Learning to adapt
I have a diagnosis of non-organic psychosis, this basically means that I have psychosis – it’s not been caused by drugs or brain damage, but I also don’t fit into any of the usual diagnosis boxes.
I hear things that no-one else can hear, I regularly believe that people are following me or that I have trackers inside my body, it can be terrifying and isolating experiencing reality in a different way to others.
Now I am on medication and these experiences are not as vivid or all consuming, now I am able to rationalise them and look at them a little more objectively, I started to look for others who had experienced similar. I wanted to know others had experienced similar, I wanted to know that it was not just me…

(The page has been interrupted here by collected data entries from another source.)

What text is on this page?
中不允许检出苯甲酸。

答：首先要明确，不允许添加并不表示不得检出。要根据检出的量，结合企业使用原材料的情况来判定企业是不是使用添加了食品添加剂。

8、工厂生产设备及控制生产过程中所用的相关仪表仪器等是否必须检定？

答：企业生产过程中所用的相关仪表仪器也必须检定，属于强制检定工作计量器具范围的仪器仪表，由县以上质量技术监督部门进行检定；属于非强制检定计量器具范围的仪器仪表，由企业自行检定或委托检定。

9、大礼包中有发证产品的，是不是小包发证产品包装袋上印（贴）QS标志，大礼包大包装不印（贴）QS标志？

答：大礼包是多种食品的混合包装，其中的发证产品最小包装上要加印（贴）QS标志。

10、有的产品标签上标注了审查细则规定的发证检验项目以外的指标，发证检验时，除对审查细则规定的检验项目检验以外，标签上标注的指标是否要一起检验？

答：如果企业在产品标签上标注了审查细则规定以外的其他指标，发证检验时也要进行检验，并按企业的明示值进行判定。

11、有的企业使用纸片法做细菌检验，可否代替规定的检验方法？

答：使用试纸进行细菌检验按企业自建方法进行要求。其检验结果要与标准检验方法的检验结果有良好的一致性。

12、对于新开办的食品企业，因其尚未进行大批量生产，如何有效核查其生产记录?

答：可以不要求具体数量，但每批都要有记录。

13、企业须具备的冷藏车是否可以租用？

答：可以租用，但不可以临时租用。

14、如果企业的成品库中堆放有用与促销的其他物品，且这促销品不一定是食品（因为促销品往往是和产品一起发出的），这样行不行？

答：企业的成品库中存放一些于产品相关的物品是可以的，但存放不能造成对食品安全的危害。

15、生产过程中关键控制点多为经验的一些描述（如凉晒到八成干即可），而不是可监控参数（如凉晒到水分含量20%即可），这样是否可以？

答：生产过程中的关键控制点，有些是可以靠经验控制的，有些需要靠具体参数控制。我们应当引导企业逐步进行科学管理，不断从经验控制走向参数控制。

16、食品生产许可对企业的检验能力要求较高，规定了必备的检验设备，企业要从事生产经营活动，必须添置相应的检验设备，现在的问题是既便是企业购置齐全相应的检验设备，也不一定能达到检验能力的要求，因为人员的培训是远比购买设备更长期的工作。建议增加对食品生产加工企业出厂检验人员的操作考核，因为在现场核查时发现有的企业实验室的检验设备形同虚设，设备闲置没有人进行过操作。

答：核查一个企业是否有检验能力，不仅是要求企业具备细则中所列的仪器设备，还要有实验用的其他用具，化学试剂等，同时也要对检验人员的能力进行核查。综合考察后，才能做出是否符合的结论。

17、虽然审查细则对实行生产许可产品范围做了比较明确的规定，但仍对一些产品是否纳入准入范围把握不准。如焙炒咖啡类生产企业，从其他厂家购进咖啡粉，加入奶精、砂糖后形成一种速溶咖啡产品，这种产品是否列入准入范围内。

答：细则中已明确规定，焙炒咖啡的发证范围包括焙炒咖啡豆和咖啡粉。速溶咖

So I went online, I read books, I looked for others I could relate to, and to a degree I found them. But at the same time I didn’t… I found all these stories about people who had been through similar, but all these stories were of a very particular narrative. Person got ill, person got better, now person is totally fine. I can’t relate to that, even on medication I still hear voices, and I still feel like I have to actively chose my reality each day, there are 2 realities in my mind – the one everyone else experiences, and the one only I know.

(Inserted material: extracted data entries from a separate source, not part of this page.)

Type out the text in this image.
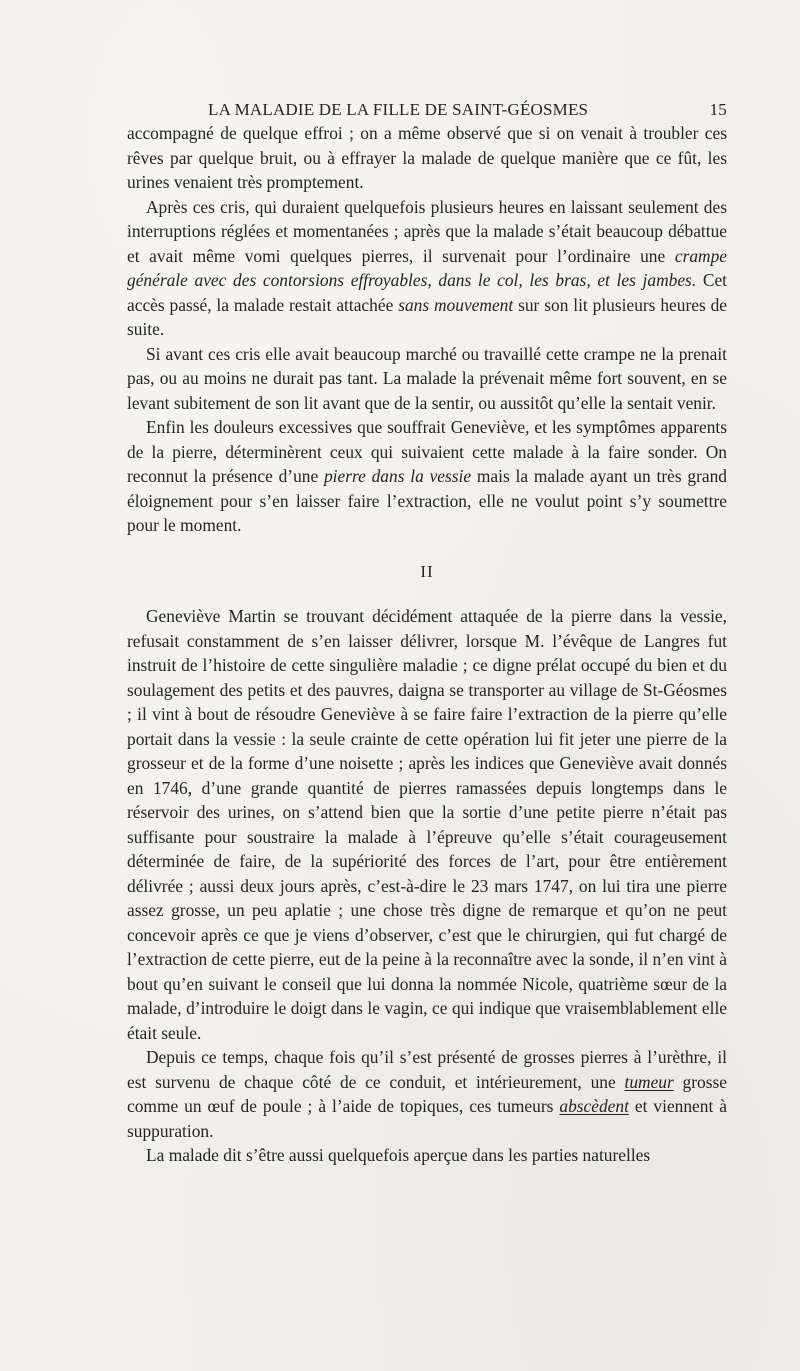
LA MALADIE DE LA FILLE DE SAINT-GÉOSMES	15

accompagné de quelque effroi ; on a même observé que si on venait à troubler ces rêves par quelque bruit, ou à effrayer la malade de quelque manière que ce fût, les urines venaient très promptement.

Après ces cris, qui duraient quelquefois plusieurs heures en laissant seulement des interruptions réglées et momentanées ; après que la malade s’était beaucoup débattue et avait même vomi quelques pierres, il survenait pour l’ordinaire une crampe générale avec des contorsions effroyables, dans le col, les bras, et les jambes. Cet accès passé, la malade restait attachée sans mouvement sur son lit plusieurs heures de suite.

Si avant ces cris elle avait beaucoup marché ou travaillé cette crampe ne la prenait pas, ou au moins ne durait pas tant. La malade la prévenait même fort souvent, en se levant subitement de son lit avant que de la sentir, ou aussitôt qu’elle la sentait venir.

Enfin les douleurs excessives que souffrait Geneviève, et les symptômes apparents de la pierre, déterminèrent ceux qui suivaient cette malade à la faire sonder. On reconnut la présence d’une pierre dans la vessie mais la malade ayant un très grand éloignement pour s’en laisser faire l’extraction, elle ne voulut point s’y soumettre pour le moment.

II

Geneviève Martin se trouvant décidément attaquée de la pierre dans la vessie, refusait constamment de s’en laisser délivrer, lorsque M. l’évêque de Langres fut instruit de l’histoire de cette singulière maladie ; ce digne prélat occupé du bien et du soulagement des petits et des pauvres, daigna se transporter au village de St-Géosmes ; il vint à bout de résoudre Geneviève à se faire faire l’extraction de la pierre qu’elle portait dans la vessie : la seule crainte de cette opération lui fit jeter une pierre de la grosseur et de la forme d’une noisette ; après les indices que Geneviève avait donnés en 1746, d’une grande quantité de pierres ramassées depuis longtemps dans le réservoir des urines, on s’attend bien que la sortie d’une petite pierre n’était pas suffisante pour soustraire la malade à l’épreuve qu’elle s’était courageusement déterminée de faire, de la supériorité des forces de l’art, pour être entièrement délivrée ; aussi deux jours après, c’est-à-dire le 23 mars 1747, on lui tira une pierre assez grosse, un peu aplatie ; une chose très digne de remarque et qu’on ne peut concevoir après ce que je viens d’observer, c’est que le chirurgien, qui fut chargé de l’extraction de cette pierre, eut de la peine à la reconnaître avec la sonde, il n’en vint à bout qu’en suivant le conseil que lui donna la nommée Nicole, quatrième sœur de la malade, d’introduire le doigt dans le vagin, ce qui indique que vraisemblablement elle était seule.

Depuis ce temps, chaque fois qu’il s’est présenté de grosses pierres à l’urèthre, il est survenu de chaque côté de ce conduit, et intérieurement, une tumeur grosse comme un œuf de poule ; à l’aide de topiques, ces tumeurs abscèdent et viennent à suppuration.

La malade dit s’être aussi quelquefois aperçue dans les parties naturelles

Before my first episode I was at university and wanted to be a doctor, in fact a surgeon. That will never happen now, and that’s ok. Well it’s not, its not really ok, but it is what it is. I have tried for years to force myself to function to the same standards as everyone else. I have gone to college, I have done an apprenticeship, I have had more jobs than I can count, but every time I end up ill. I average 3 to 4 months of full time work before I end up going downhill mentally, slowly becoming less able to do the work, missing days, acting “oddly”, then I either get fired, quit, or essentially stop turning up entirely.
I have had to learn to adapt, to find new ways to live and cope, to find new life goals. And this has not been easy. We live in a world where what you can and can’t do is seen as being an intricate part of our being. We are judged on our successes, on our education, on our career. So when we lose that and become unable to succeed by the capitalist standards of society we can feel like a failure. Then to go online and only really see these stories of positivity, it felt almost like I was being taunted.

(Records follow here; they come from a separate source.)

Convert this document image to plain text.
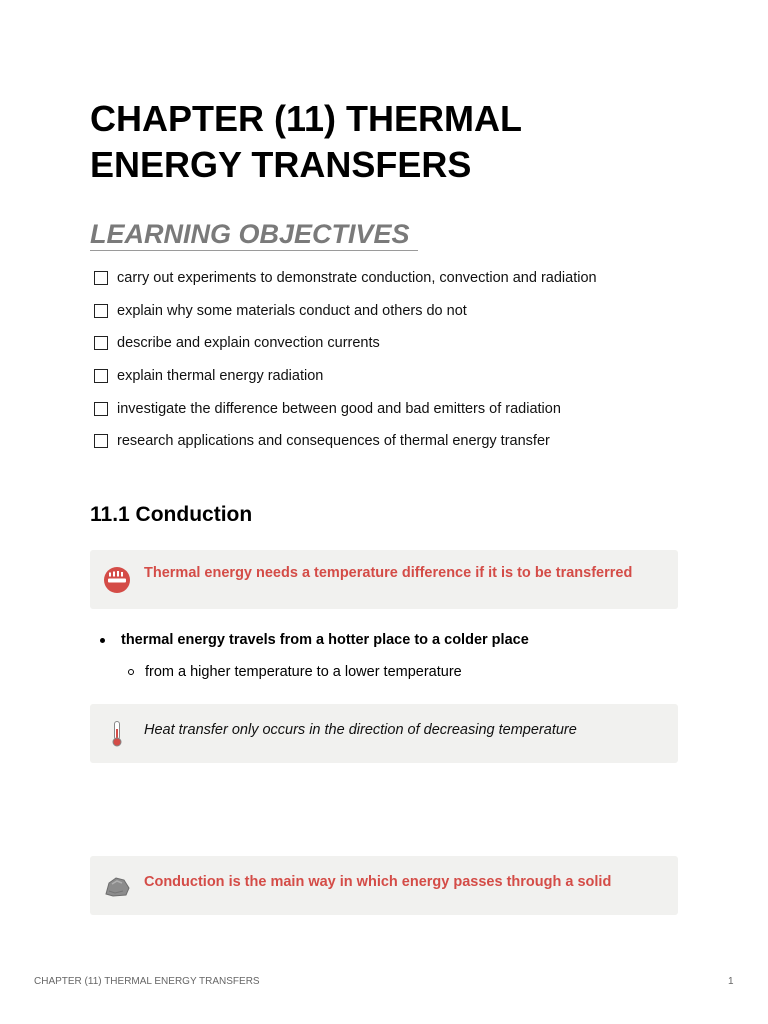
CHAPTER (11) THERMAL
ENERGY TRANSFERS
LEARNING OBJECTIVES
carry out experiments to demonstrate conduction, convection and radiation
explain why some materials conduct and others do not
describe and explain convection currents
explain thermal energy radiation
investigate the difference between good and bad emitters of radiation
research applications and consequences of thermal energy transfer
11.1 Conduction
Thermal energy needs a temperature difference if it is to be transferred
thermal energy travels from a hotter place to a colder place
from a higher temperature to a lower temperature
Heat transfer only occurs in the direction of decreasing temperature
Conduction is the main way in which energy passes through a solid
CHAPTER (11) THERMAL ENERGY TRANSFERS	1
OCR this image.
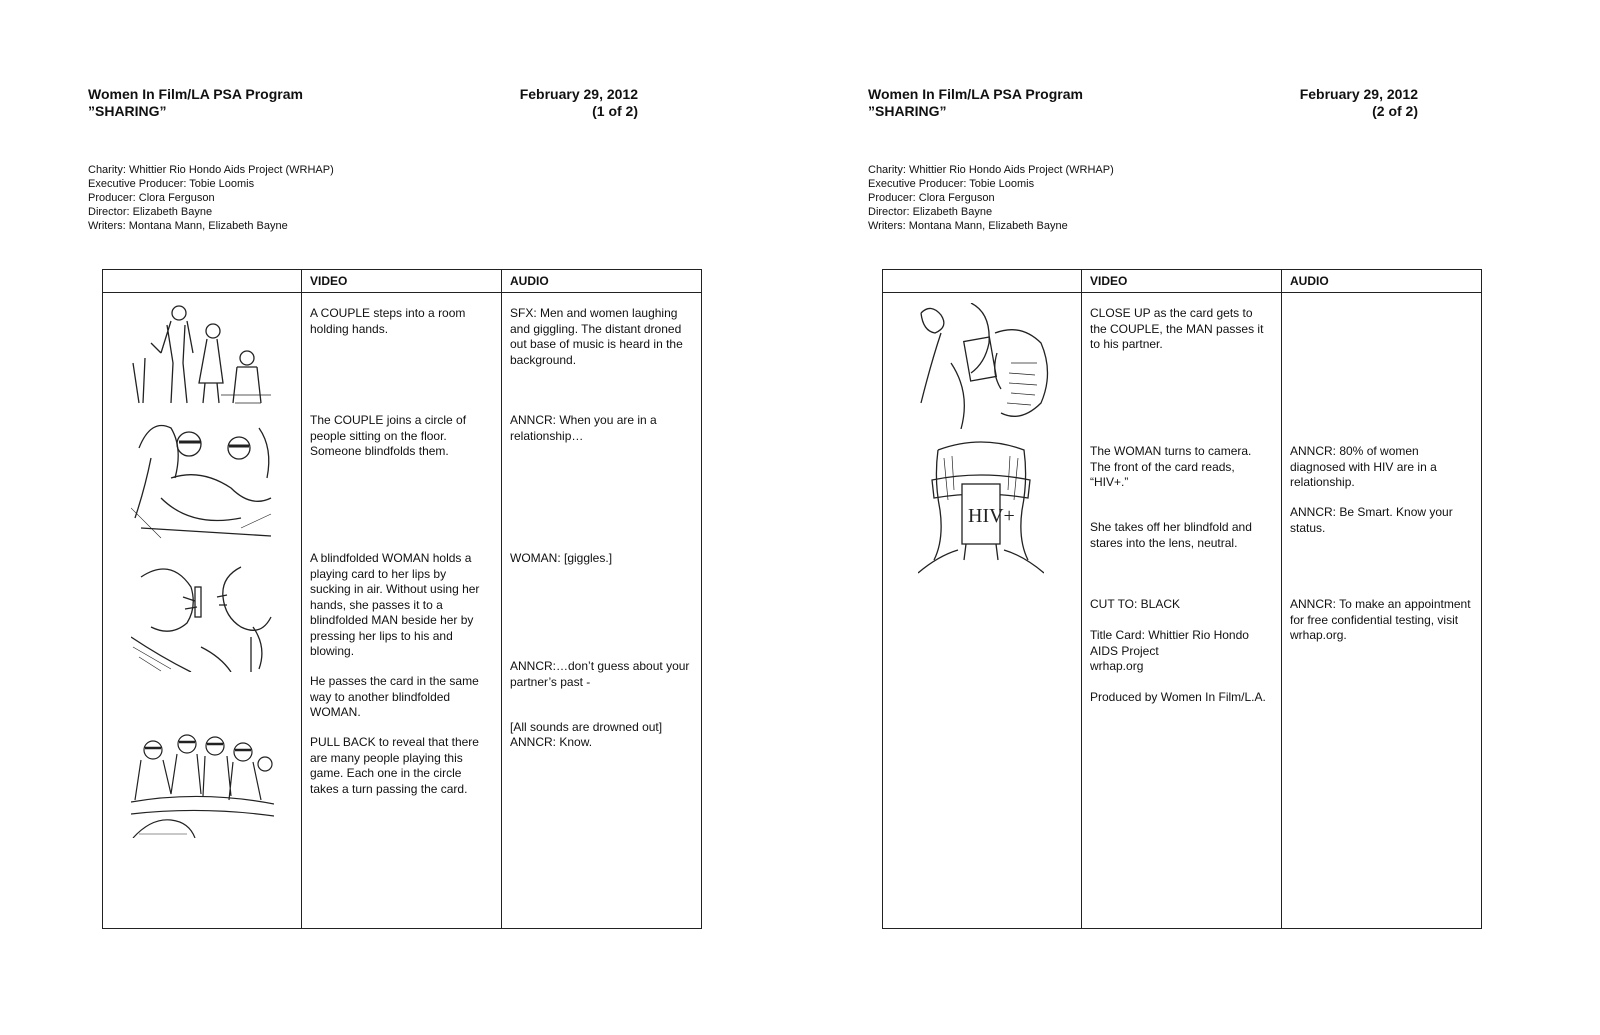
Women In Film/LA PSA Program
”SHARING”
February 29, 2012
(1 of 2)
Charity: Whittier Rio Hondo Aids Project (WRHAP)
Executive Producer: Tobie Loomis
Producer: Clora Ferguson
Director: Elizabeth Bayne
Writers: Montana Mann, Elizabeth Bayne
VIDEO	AUDIO
A COUPLE steps into a room holding hands.
The COUPLE joins a circle of people sitting on the floor. Someone blindfolds them.
A blindfolded WOMAN holds a playing card to her lips by sucking in air. Without using her hands, she passes it to a blindfolded MAN beside her by pressing her lips to his and blowing.
He passes the card in the same way to another blindfolded WOMAN.
PULL BACK to reveal that there are many people playing this game. Each one in the circle takes a turn passing the card.
SFX: Men and women laughing and giggling. The distant droned out base of music is heard in the background.
ANNCR: When you are in a relationship…
WOMAN: [giggles.]
ANNCR:…don’t guess about your partner’s past -
[All sounds are drowned out]
ANNCR: Know.
Women In Film/LA PSA Program
”SHARING”
February 29, 2012
(2 of 2)
Charity: Whittier Rio Hondo Aids Project (WRHAP)
Executive Producer: Tobie Loomis
Producer: Clora Ferguson
Director: Elizabeth Bayne
Writers: Montana Mann, Elizabeth Bayne
VIDEO	AUDIO
HIV+
CLOSE UP as the card gets to the COUPLE, the MAN passes it to his partner.
The WOMAN turns to camera. The front of the card reads, “HIV+.”
She takes off her blindfold and stares into the lens, neutral.
CUT TO: BLACK
Title Card: Whittier Rio Hondo AIDS Project
wrhap.org
Produced by Women In Film/L.A.
ANNCR: 80% of women diagnosed with HIV are in a relationship.
ANNCR: Be Smart. Know your status.
ANNCR: To make an appointment for free confidential testing, visit wrhap.org.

I feel we need to increase the spectrum of experiences and stories that we tell. So I have started writing, writing blogs about my experience. I started volunteering with a local mental health anti-stigma campagin (York Ending Stigma) speaking openly about my experiences, writing blogs, doing youtube videos, and taking part in their podcasts.
I found others on twitter who also wanted to see more variety in the representation of psychosis and teamed up with one to start a website and podcast (Reality Tourists) where I speak to others about their experiences of psychosis. I want to help others to feel less alone, I hope that when others do the frantic searching, looking for others who they can relate to, that my writing and podcast will help them. I may never be able to be a doctor, I may never be able to work full time, but this is something I can do. I can write, I can share my experiences, I can help others share their stories, I can volunteer. I feel like I have a purpose again, and on a more selfish level doing this has helped me feel more able to claim my illness, to feel able to speak about it openly, and to accept my new limitations.
My mental illness has affected almost every aspect of my existance, it has limited me in so many ways. But through finding a community and feeling able to speak openly with people who “get it” I feel I have found myself again and have found some level of acceptance of my new level of funtionality.